Nvidia has been at the center of Wall Street’s action this week after a Chinese upstart, DeepSeek, said it developed a large-language model that can compete with the world’s best without having to use Nvidia’s top chips. That cast doubt about whether AI development will require as much spending on chips, vast data centers and electricity as earlier thought, which caused huge swings for stocks across the industry.

Nvidia fell 4.8% Wednesday after plunging nearly 17% Monday and then jumping nearly 9% Tuesday. It was the heaviest weight dragging the S&P 500 lower, even as the majority of stocks within the index rose.

The Big Tech companies reporting their latest results after trading ends will likely get questions from analysts about whether DeepSeek’s discovery will mean lower investment from them in building out AI. Such answers could help guide the next jagged move for the industry, which was instrumental in the S&P 500’s rallying to back-to-back yearly gains of more than 20% for the first time since before the millennium.

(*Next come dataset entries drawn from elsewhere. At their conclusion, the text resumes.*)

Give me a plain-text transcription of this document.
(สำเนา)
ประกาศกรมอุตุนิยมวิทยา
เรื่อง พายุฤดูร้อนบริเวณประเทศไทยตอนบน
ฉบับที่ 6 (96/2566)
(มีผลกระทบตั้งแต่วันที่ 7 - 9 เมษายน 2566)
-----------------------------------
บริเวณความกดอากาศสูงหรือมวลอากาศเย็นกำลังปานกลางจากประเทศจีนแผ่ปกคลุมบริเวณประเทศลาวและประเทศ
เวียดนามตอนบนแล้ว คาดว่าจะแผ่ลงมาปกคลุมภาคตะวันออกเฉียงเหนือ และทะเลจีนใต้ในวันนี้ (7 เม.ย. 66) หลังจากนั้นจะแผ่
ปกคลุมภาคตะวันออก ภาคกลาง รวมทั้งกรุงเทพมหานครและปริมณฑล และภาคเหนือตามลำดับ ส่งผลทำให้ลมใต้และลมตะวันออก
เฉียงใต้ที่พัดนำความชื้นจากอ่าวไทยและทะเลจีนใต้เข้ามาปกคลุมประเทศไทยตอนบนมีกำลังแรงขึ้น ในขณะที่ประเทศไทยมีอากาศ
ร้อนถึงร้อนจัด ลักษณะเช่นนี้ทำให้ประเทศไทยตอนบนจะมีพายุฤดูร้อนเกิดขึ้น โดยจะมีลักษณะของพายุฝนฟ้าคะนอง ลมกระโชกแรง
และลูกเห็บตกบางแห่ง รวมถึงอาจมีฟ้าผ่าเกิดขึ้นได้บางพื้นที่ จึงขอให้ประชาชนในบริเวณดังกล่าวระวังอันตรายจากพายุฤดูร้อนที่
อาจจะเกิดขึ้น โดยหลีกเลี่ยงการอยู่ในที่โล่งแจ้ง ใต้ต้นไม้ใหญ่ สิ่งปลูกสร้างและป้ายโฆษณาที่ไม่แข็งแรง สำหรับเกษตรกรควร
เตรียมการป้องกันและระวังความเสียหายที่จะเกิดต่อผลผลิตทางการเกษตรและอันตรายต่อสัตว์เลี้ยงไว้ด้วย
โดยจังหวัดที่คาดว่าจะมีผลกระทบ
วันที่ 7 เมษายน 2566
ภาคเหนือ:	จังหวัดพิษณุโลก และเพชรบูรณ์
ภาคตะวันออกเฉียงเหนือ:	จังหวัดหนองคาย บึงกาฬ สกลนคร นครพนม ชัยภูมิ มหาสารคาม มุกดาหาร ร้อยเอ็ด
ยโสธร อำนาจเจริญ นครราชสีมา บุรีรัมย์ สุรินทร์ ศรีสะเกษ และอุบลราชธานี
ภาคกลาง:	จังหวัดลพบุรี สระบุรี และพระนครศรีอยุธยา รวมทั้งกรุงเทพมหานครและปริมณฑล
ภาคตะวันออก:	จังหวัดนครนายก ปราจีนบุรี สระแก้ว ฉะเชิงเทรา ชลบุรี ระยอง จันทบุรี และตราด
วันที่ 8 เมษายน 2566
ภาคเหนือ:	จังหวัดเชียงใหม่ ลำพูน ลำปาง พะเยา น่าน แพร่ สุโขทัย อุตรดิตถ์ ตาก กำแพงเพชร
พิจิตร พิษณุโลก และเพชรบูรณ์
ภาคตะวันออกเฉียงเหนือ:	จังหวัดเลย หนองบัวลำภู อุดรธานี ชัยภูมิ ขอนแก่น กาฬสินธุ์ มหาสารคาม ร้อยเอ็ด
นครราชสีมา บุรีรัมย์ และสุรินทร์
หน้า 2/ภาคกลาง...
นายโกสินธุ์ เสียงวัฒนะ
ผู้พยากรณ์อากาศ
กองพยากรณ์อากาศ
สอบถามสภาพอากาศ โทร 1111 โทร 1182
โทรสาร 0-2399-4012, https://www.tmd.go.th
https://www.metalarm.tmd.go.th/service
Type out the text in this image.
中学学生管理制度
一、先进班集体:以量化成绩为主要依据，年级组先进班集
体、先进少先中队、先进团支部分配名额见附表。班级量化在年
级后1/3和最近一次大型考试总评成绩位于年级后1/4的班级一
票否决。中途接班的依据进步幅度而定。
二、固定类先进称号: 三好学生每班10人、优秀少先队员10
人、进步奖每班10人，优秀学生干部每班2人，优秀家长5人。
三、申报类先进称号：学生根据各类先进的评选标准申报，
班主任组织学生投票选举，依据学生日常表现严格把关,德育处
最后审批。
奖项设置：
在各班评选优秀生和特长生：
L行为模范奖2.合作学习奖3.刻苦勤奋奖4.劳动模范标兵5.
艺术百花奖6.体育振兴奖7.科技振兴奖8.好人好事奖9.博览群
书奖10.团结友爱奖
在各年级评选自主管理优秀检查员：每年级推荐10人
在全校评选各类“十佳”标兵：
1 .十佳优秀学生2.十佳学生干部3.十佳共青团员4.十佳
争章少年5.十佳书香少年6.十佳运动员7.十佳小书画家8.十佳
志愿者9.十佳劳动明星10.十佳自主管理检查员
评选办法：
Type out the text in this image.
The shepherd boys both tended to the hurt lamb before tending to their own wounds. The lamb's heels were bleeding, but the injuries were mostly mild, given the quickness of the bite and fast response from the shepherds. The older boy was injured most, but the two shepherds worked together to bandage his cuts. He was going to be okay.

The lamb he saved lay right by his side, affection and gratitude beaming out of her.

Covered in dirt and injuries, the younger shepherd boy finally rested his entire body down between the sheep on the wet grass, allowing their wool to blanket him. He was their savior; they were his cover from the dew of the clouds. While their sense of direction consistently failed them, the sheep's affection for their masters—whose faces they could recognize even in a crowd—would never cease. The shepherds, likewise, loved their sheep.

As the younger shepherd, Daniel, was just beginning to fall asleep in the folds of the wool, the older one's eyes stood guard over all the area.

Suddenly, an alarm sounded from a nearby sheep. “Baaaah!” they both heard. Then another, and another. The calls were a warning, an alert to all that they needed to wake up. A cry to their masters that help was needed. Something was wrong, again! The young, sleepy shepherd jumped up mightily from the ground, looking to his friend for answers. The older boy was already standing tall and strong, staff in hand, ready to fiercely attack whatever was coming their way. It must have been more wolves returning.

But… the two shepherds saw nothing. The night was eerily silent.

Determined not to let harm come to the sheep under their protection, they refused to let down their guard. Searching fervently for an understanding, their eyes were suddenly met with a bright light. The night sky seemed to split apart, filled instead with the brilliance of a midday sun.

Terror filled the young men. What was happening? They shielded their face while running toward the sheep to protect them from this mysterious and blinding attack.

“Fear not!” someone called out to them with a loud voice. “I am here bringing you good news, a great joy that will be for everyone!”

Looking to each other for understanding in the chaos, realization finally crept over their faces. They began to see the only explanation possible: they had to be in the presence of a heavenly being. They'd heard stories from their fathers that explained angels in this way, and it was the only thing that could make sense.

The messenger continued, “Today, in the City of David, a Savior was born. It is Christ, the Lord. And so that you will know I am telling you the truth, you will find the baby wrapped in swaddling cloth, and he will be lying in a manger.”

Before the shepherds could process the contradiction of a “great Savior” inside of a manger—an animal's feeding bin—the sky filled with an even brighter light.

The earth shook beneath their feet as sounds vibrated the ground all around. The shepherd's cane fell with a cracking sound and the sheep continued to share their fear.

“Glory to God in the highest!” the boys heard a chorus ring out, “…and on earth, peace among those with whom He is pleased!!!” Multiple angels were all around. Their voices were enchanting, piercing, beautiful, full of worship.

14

Microsoft and Tesla all fell ahead of their reports, weighing on the market.

But before hearing from them, Wall Street needs to get past another potential market mover. The Federal Reserve will announce in the afternoon what it will do with the federal funds rate, which controls how much banks charge for overnight loans.

Such moves filter through the economy to all kinds of other loans, and traders widely expect the Fed to hold the federal funds rate steady. If they’re correct, it would be the first time the Fed has done so since it began lowering rates in September to give the economy a boost.

After the Fed announces its decision, Chair Jerome Powell will also speak with reporters, where he could give hints about whether the central bank is envisioning more cuts to rates this year. In December, the Fed helped send U.S. stocks to one of their worst days of 2024 after indicating it envisions cutting the fed funds rate just twice in 2025, down from an earlier projection of four times.